For instance, someone who complains of chronic headaches or migraines may really have a problem with their jaws. An altered sense of taste may be due to a “coated” tongue, which may be indicative of chronic gut problems.

Stress can also be addressed through the mouth. These days many of us adopt a ‘just grit your teeth and get on with it’ attitude to life, and as a result can develop the habit of grinding our teeth (bruxism).

This in turn can cause tension in many of the muscles around the mouth, resulting jaw misalignment, headaches, migraines, tinnitus, earache, pain in the cheeks or temple areas. It has even been linked to skeletal pain as far away as the big toe!

Holistic dentists also recognise that the patient being seen today is not the same patient of Price’s day. Environmental pollutions are affecting people’s immune systems in ways that Price and his contemporaries could not have anticipated.

If rates of gum disease have increased in spite of our apparently plentiful food supply, then it may be because of an interplay between environment and diet.

What passes for food these days is often of very poor quality, too high in protein, sugar and fake-fats (such as hydrogenated fats) and too low in raw seasonal hunter-gatherer type foods such as nuts, seeds and berries as well as fresh vegetables.

No single nutrient has been shown to have a greater influence of oral health than any other. This is because teeth and gums are made of different substances and require a wide range of different nutrients to stay healthy.

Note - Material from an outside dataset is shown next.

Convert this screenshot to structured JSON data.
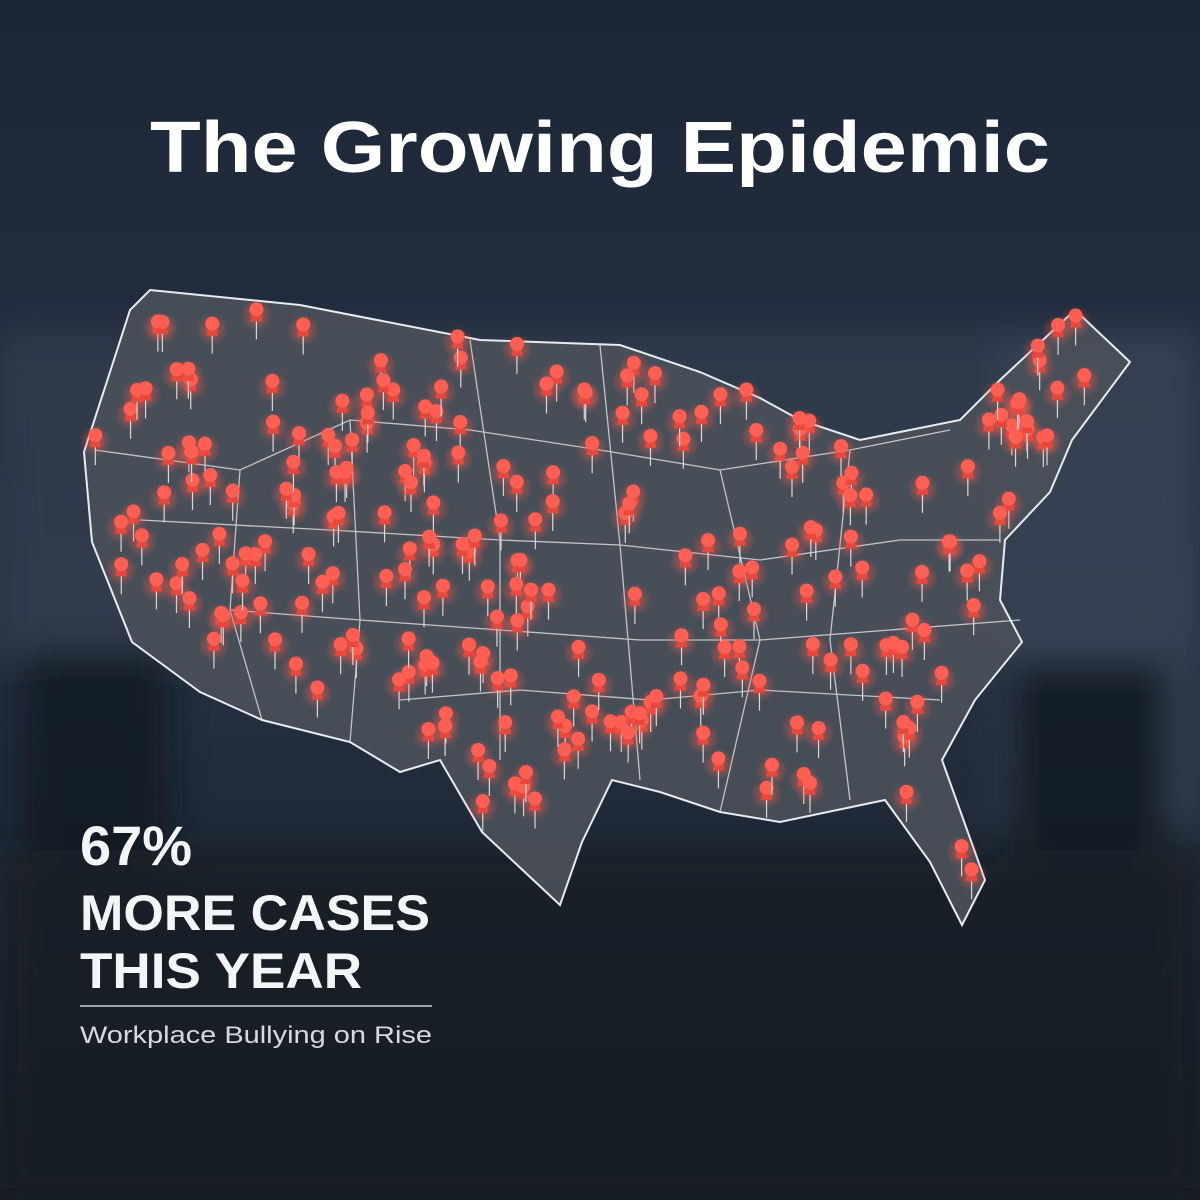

However a generally poor or faddy diet decreases has a direct effect on the immune system, making it less effective under attack. This will increase your susceptibility to plaque-forming bacteria.

Studies also show that long-term dieters have more acidic saliva and are at increased risk of gingivitis. Smokers also have a lowered immune response to the accumulation of plaque. Smoking is also associated with a decreased flow of saliva, and this may further explain smokers’ increased tendency to form plaque.

Traditional dentistry has always stressed the importance of regular brushing and flossing, particularly after eating sweets, for the maintenance of dental health. These things are important. But as the evidence accumulates it’s clear that for truly good oral health, we need to stop separating what goes on in our mouths from what goes on in the rest of the body.